Question

A plane polarized monochromatic $EM $ wave is traveling in vacuum along $z$ direction such that at $t = t_1$ it is found that the electric field is zero at a spatial point $z_1$. The next zero that occurs in its neighbourhood is at $z_2$. The frequency of the electromagnetic wave is :

• A. $\frac{3 \times 10^8}{|z_2 - z_1|}$
• B. \(\frac{1.5 \times 10^8}{|z_2 - z_1|}\)
• C. $\frac{6 \times 10^8}{|z_2 - z_1|}$
• D. $\frac{1}{t_1 + \frac{|z_2 - z_1|}{3 \times 10^8}} $

Answer 1

The Correct Option is B

To determine the frequency of a plane polarized monochromatic electromagnetic (EM) wave, we need to consider the relationship between the spatial zero points of the electric field. The electric field of a monochromatic plane wave can be expressed as:

\(E(z, t) = E_0 \sin(kz - \omega t + \phi)\),

where:

• \(E_0\) is the amplitude of the wave,
• \(k\) is the wave number,
• \(\omega\) is the angular frequency, and
• \(\phi\) is the phase constant.

Given that the electric field \(E(z, t)\) is zero at two points \(z_1\) and \(z_2\), the equation becomes zero for these positions:

\(\sin(kz_1 - \omega t_1 + \phi) = 0\), \(\sin(kz_2 - \omega t_1 + \phi) = 0\).

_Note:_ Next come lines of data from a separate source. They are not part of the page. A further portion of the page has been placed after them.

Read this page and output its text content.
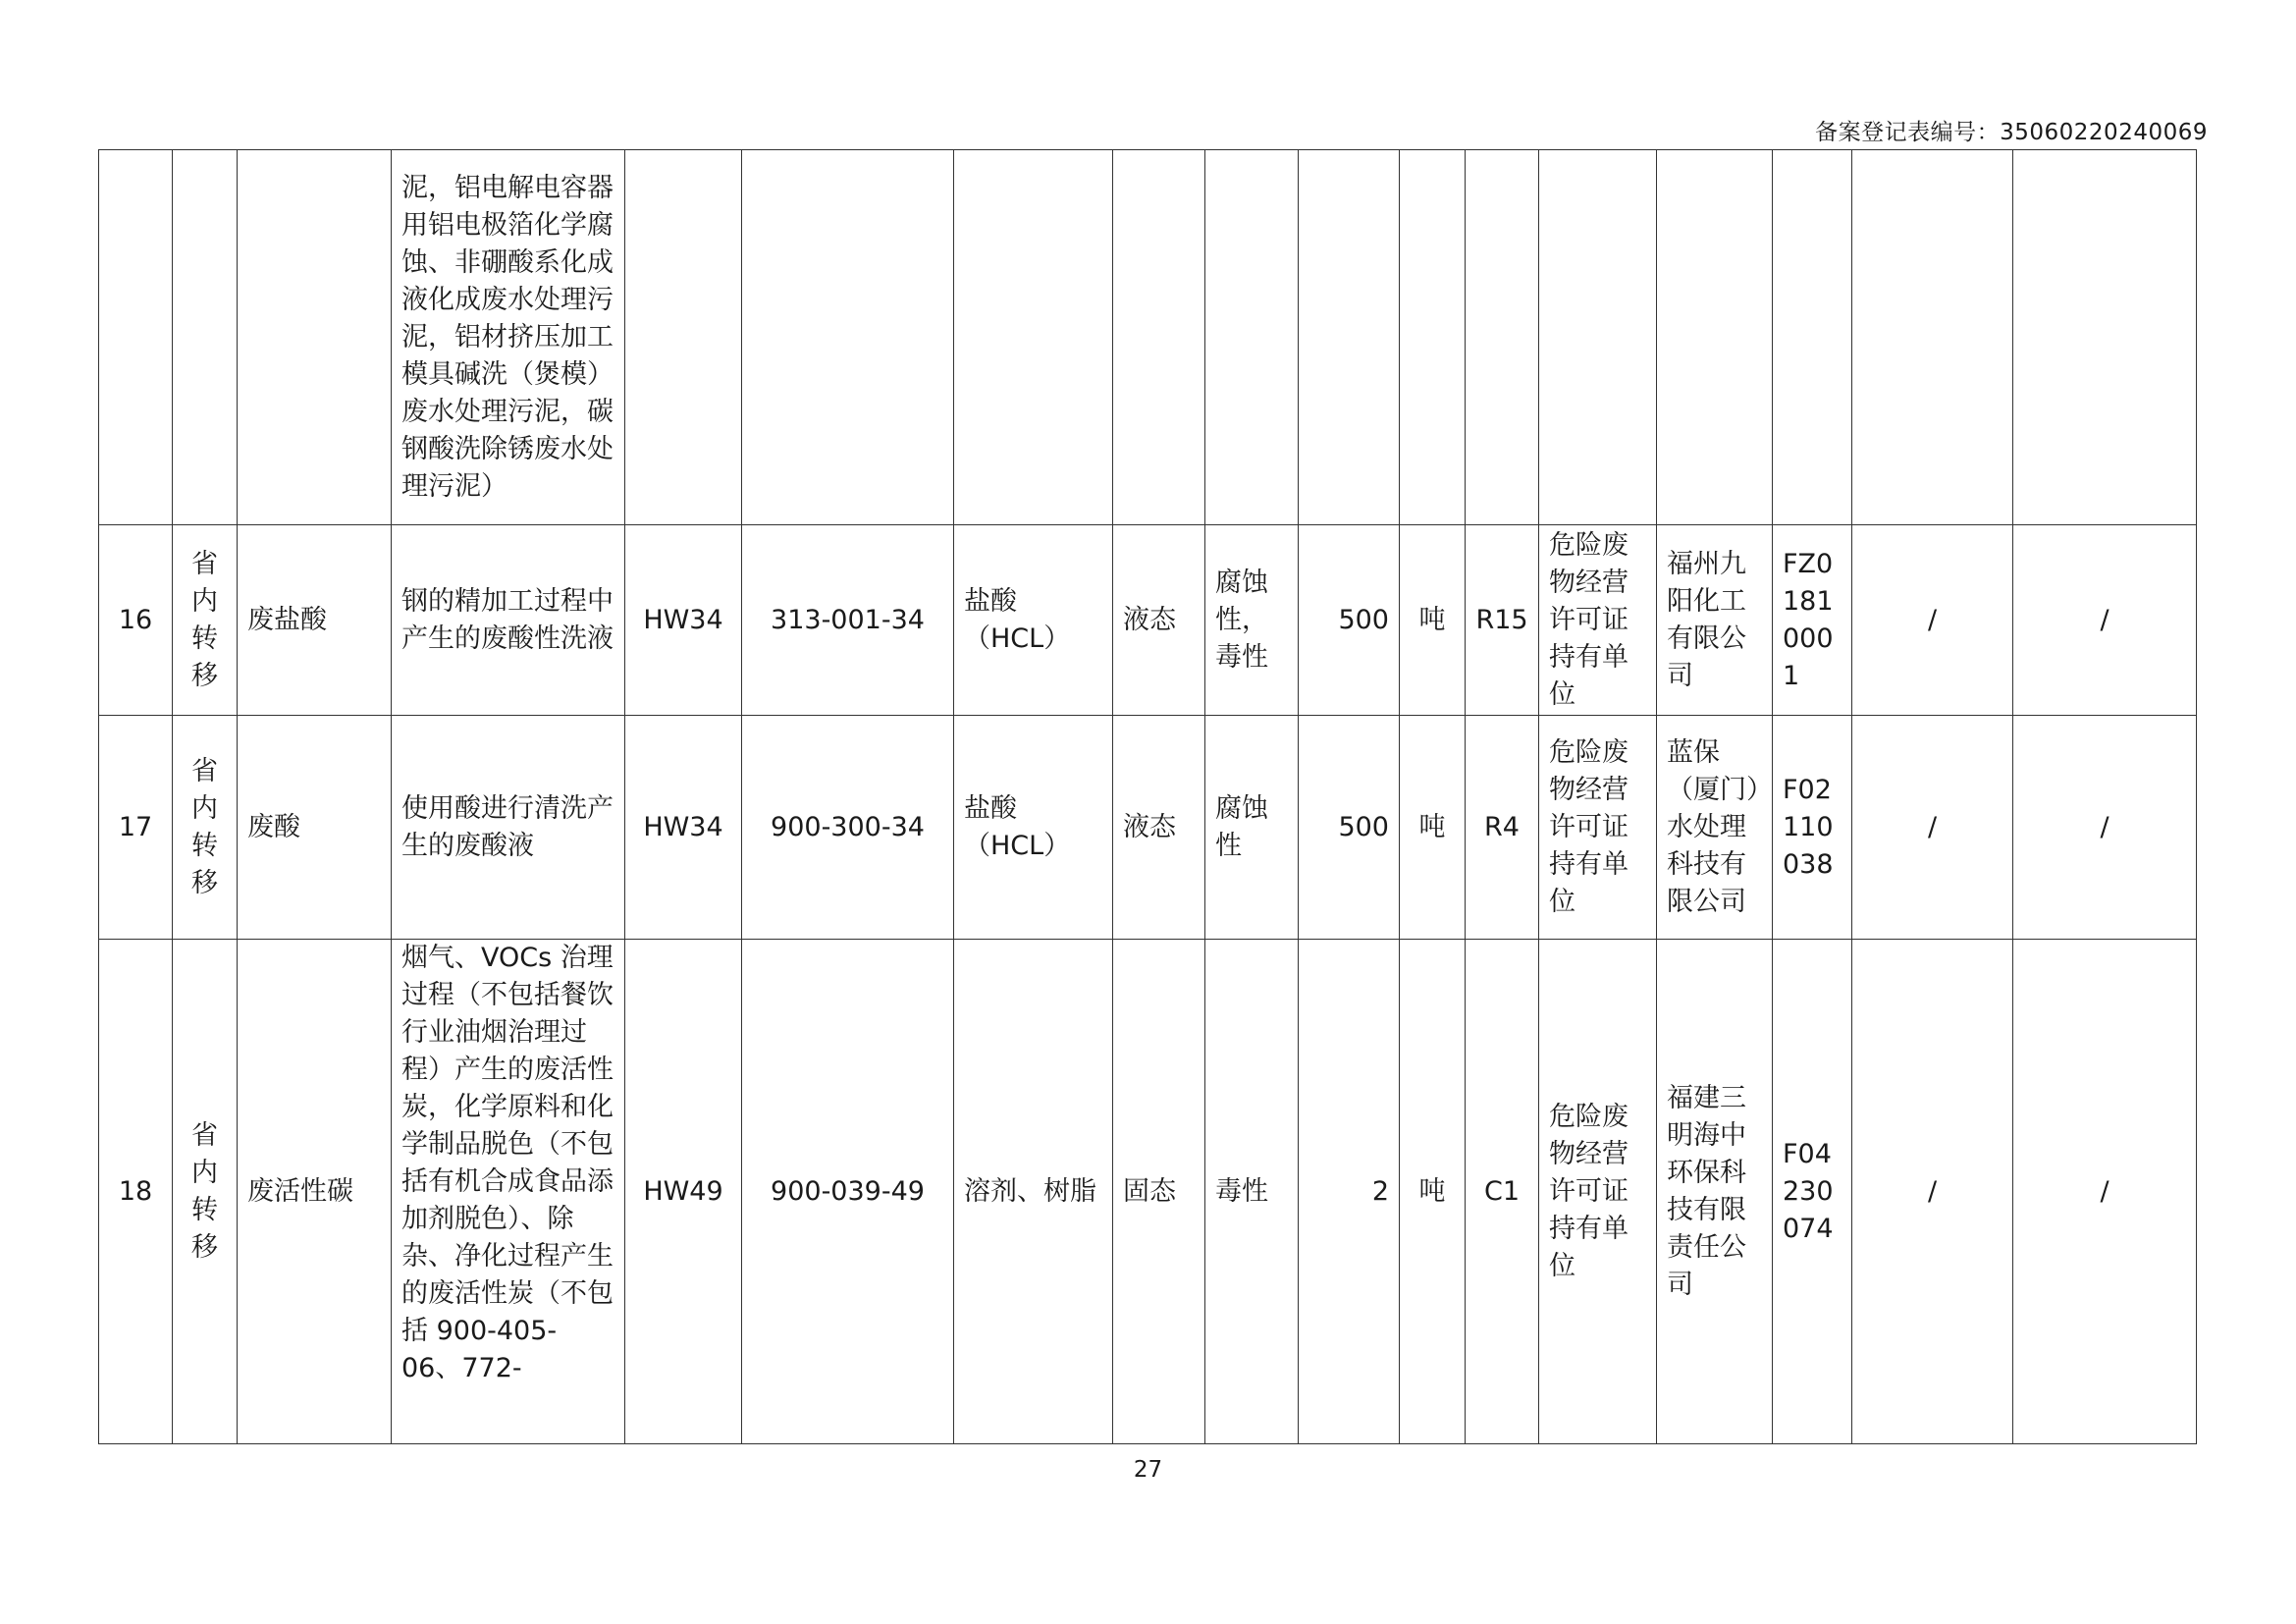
备案登记表编号：35060220240069
			泥，铝电解电容器用铝电极箔化学腐蚀、非硼酸系化成液化成废水处理污泥，铝材挤压加工模具碱洗（煲模）废水处理污泥，碳钢酸洗除锈废水处理污泥）													
16	省内转移	废盐酸	钢的精加工过程中产生的废酸性洗液	HW34	313-001-34	盐酸（HCL）	液态	腐蚀性，毒性	500	吨	R15	危险废物经营许可证持有单位	福州九阳化工有限公司	FZ01810001	/	/
17	省内转移	废酸	使用酸进行清洗产生的废酸液	HW34	900-300-34	盐酸（HCL）	液态	腐蚀性	500	吨	R4	危险废物经营许可证持有单位	蓝保（厦门）水处理科技有限公司	F02110038	/	/
18	省内转移	废活性碳	烟气、VOCs 治理过程（不包括餐饮行业油烟治理过程）产生的废活性炭，化学原料和化学制品脱色（不包括有机合成食品添加剂脱色）、除杂、净化过程产生的废活性炭（不包括 900-405-06、772-	HW49	900-039-49	溶剂、树脂	固态	毒性	2	吨	C1	危险废物经营许可证持有单位	福建三明海中环保科技有限责任公司	F04230074	/	/
27
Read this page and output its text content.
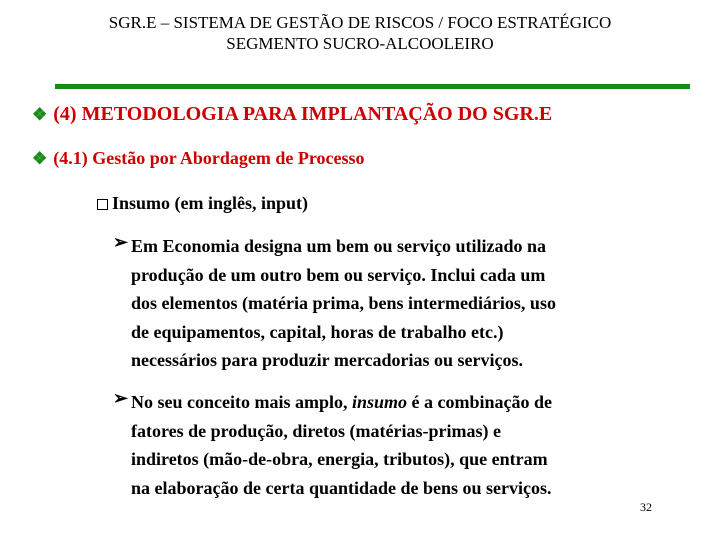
SGR.E – SISTEMA DE GESTÃO DE RISCOS / FOCO ESTRATÉGICO
SEGMENTO SUCRO-ALCOOLEIRO
❖ (4) METODOLOGIA PARA IMPLANTAÇÃO DO SGR.E
❖ (4.1) Gestão por Abordagem de Processo
Insumo (em inglês, input)
➢ Em Economia designa um bem ou serviço utilizado na
produção de um outro bem ou serviço. Inclui cada um
dos elementos (matéria prima, bens intermediários, uso
de equipamentos, capital, horas de trabalho etc.)
necessários para produzir mercadorias ou serviços.
➢ No seu conceito mais amplo, insumo é a combinação de
fatores de produção, diretos (matérias-primas) e
indiretos (mão-de-obra, energia, tributos), que entram
na elaboração de certa quantidade de bens ou serviços.
32
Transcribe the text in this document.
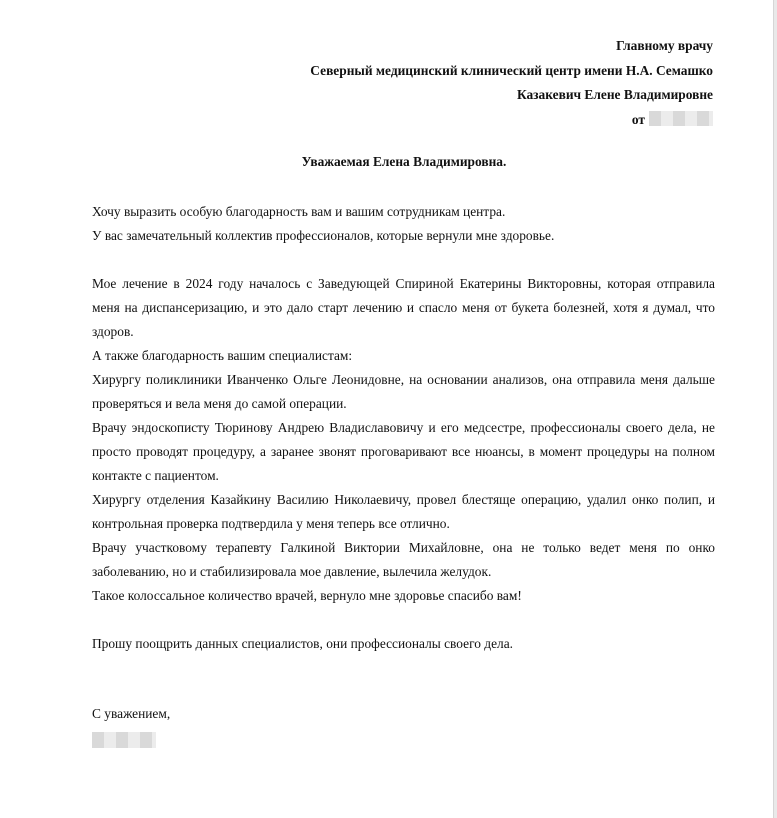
Главному врачу
Северный медицинский клинический центр имени Н.А. Семашко
Казакевич Елене Владимировне
от
Уважаемая Елена Владимировна.

Хочу выразить особую благодарность вам и вашим сотрудникам центра.

У вас замечательный коллектив профессионалов, которые вернули мне здоровье.

Мое лечение в 2024 году началось с Заведующей Спириной Екатерины Викторовны, которая отправила меня на диспансеризацию, и это дало старт лечению и спасло меня от букета болезней, хотя я думал, что здоров.

А также благодарность вашим специалистам:

Хирургу поликлиники Иванченко Ольге Леонидовне, на основании анализов, она отправила меня дальше проверяться и вела меня до самой операции.

Врачу эндоскописту Тюринову Андрею Владиславовичу и его медсестре, профессионалы своего дела, не просто проводят процедуру, а заранее звонят проговаривают все нюансы, в момент процедуры на полном контакте с пациентом.

Хирургу отделения Казайкину Василию Николаевичу, провел блестяще операцию, удалил онко полип, и контрольная проверка подтвердила у меня теперь все отлично.

Врачу участковому терапевту Галкиной Виктории Михайловне, она не только ведет меня по онко заболеванию, но и стабилизировала мое давление, вылечила желудок.

Такое колоссальное количество врачей, вернуло мне здоровье спасибо вам!

Прошу поощрить данных специалистов, они профессионалы своего дела.

С уважением,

The condition for the sine function to be zero is when its argument is an integer multiple of \(\pi\), i.e.,

\(kz_1 - \omega t_1 + \phi = n\pi\), \(kz_2 - \omega t_1 + \phi = (n+1)\pi\).

Subtracting these equations gives:

\(k(z_2 - z_1) = \pi\).

Solving for \(k\):

\(k = \frac{\pi}{z_2 - z_1}\).

Since the wave number \(k\) is related to the wavelength \(\lambda\) by \(k = \frac{2\pi}{\lambda}\), we have:

\(\frac{2\pi}{\lambda} = \frac{\pi}{z_2 - z_1}\).

This implies the wavelength is:

\(\lambda = 2(z_2 - z_1)\).

Finally, the frequency \(f\) of the wave is given by the speed of light \(c = 3 \times 10^8 \text{ m/s}\) over the wavelength:

\(f = \frac{c}{\lambda} = \frac{3 \times 10^8}{2(z_2 - z_1)}\).

This simplifies to:

\(f = \frac{1.5 \times 10^8}{|z_2 - z_1|}\).

Thus, the correct answer is:

\(f = \frac{1.5 \times 10^8}{|z_2 - z_1|}\).